C’est le grand œuvre de Marcel Broodthaers. La création de son Musée d’art moderne-Département des aigles l’occupe de 1968 à 1972 et nourrit sa réflexion sur le statut de l’art. Cela commence comme une simple réunion. Marcel Broodthaers invite chez lui les principaux acteurs du milieu de l’art belge suite aux manifestations de Mai 68. Comme les chaises manquent, il loue des caisses à une société de transport d’objets d’art et écrit « Musée » et « Section XIXème » sur les fenêtres de son appartement. Le Département des aigles est né. Un musée à la fois fictif et réel, au sens où l’artiste, qui y exerce les missions de conservateur, directeur et guide, constitue une véritable collection. Objets trouvés aux puces, classés, accrochés au mur ou dans des vitrines et accompagnés de cartels. Broodthaers va jusqu’à concevoir une campagne publicitaire. L’aigle est choisi en tant que symbole de la «représentation majestueuse» de l’art. Jusqu’en juillet, la Monnaie de Paris propose une reconstitution de ce musée.

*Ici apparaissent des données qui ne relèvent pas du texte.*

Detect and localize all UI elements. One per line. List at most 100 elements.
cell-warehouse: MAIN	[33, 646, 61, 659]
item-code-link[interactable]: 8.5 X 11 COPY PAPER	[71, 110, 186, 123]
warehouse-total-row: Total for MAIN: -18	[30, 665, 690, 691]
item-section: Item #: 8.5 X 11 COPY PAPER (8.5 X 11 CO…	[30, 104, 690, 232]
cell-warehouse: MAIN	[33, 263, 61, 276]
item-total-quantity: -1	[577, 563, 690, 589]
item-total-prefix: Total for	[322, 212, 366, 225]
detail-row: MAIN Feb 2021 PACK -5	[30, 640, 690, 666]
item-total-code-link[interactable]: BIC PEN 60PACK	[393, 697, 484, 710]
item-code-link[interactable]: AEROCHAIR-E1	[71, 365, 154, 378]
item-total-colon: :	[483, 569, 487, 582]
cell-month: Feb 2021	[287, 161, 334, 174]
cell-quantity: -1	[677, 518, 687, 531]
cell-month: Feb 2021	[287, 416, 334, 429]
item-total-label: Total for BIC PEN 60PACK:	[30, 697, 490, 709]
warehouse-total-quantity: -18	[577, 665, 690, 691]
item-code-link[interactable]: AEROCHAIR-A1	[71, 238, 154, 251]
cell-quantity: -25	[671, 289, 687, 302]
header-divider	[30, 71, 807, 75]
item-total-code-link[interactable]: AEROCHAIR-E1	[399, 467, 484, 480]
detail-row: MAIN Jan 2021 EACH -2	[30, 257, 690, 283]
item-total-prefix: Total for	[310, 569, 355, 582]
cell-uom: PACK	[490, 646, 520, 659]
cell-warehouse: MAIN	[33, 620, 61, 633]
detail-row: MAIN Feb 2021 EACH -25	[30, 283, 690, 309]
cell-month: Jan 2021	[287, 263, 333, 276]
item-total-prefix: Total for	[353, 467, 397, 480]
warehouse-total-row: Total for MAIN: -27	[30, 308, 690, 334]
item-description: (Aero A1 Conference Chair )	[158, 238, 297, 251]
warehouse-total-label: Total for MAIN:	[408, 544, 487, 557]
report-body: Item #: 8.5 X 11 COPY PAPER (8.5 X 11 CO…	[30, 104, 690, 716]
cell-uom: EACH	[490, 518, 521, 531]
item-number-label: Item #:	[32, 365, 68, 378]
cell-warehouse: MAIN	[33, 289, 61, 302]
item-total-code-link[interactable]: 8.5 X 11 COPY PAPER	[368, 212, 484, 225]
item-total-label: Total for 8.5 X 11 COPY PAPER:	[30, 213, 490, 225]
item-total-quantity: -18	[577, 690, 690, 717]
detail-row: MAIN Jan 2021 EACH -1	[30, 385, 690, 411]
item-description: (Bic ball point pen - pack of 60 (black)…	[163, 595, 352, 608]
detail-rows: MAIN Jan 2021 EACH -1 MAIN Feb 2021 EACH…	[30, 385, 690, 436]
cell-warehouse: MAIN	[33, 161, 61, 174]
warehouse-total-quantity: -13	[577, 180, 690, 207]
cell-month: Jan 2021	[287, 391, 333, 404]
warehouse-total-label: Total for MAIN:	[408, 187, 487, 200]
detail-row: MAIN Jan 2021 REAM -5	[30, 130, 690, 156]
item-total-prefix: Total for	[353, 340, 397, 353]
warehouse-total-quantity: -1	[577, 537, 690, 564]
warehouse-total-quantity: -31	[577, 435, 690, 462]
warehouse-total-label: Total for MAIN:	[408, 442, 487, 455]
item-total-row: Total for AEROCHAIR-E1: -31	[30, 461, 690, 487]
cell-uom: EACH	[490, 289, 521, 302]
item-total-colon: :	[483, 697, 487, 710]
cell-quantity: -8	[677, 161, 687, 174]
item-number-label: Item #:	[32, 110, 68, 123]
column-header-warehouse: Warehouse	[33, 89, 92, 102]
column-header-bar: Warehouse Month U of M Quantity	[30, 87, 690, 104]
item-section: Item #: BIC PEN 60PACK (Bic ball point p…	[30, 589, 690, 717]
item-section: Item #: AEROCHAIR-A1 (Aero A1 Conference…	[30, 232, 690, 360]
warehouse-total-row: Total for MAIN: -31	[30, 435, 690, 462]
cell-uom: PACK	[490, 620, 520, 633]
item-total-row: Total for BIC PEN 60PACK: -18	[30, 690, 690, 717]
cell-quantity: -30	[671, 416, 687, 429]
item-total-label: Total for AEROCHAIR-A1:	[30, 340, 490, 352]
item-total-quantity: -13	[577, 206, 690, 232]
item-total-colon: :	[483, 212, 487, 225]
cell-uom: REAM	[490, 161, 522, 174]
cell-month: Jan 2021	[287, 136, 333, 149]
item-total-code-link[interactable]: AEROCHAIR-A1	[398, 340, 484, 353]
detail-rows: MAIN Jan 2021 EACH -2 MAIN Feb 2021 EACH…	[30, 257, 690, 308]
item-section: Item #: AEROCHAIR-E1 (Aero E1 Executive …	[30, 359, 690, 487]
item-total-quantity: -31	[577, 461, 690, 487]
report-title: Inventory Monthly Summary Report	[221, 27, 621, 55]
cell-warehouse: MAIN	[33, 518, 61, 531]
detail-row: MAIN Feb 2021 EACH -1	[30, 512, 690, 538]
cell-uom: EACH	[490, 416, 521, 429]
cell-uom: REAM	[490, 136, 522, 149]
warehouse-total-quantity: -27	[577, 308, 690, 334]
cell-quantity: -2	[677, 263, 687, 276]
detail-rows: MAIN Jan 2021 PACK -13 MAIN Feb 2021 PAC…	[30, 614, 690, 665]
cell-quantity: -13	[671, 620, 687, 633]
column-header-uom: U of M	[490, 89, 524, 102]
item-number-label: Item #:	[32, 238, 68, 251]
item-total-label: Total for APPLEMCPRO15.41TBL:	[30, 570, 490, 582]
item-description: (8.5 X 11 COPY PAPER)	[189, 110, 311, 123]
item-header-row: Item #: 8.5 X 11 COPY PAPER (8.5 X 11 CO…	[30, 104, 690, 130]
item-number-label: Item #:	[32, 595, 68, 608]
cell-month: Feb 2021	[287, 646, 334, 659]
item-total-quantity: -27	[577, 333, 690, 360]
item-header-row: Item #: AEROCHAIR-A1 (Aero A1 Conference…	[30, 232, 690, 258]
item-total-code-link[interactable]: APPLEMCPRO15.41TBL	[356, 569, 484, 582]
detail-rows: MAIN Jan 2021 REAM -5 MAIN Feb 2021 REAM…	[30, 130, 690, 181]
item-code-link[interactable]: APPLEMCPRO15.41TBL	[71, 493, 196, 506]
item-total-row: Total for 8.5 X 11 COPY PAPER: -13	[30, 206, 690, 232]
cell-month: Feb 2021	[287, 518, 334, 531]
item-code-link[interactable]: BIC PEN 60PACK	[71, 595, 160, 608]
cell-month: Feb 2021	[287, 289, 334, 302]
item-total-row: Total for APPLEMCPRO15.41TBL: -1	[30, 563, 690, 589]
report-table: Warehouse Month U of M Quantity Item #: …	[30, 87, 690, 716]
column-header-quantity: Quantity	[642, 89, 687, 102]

CRI_213268© MOMA, New York

Interviewer un chat

«Est-ce que c’est un bon tableau ? Êtes-vous certain qu’il ne s’agit pas d’un nouvel académisme ? » questionne Marcel Broodthaers, transformé pour l’occasion en critique d’art/intervieweur. Un concert de miaulements lui répond, et s’engage un échange absurde entre l’artiste et le félin. Hilarant et d’esprit résolument belge. A écouter ici.

Aimer les moules

Sa casserole de moules rouge, remplie à ras bord, fait passer Marcel Broodthaers à la postérité. Il s’agit de l’œuvre la plus connue de l’artiste, qui se proclame lui-même « roi des moules ». Le mollusque fonctionne comme le label d’un art d’origine belge contrôlée. Déclinée ironiquement en cassolettes, tableaux, bureaux, la moule affiche son sex appeal d’objet désirable, connotation sexuelle oblige… Mais Marcel Broodthaers ne s’arrête pas là. Coquilles d’œuf, frites et fémurs (à l’effigie du drapeau français) viennent rejoindre la moule sur la liste de ses matériaux fétiches.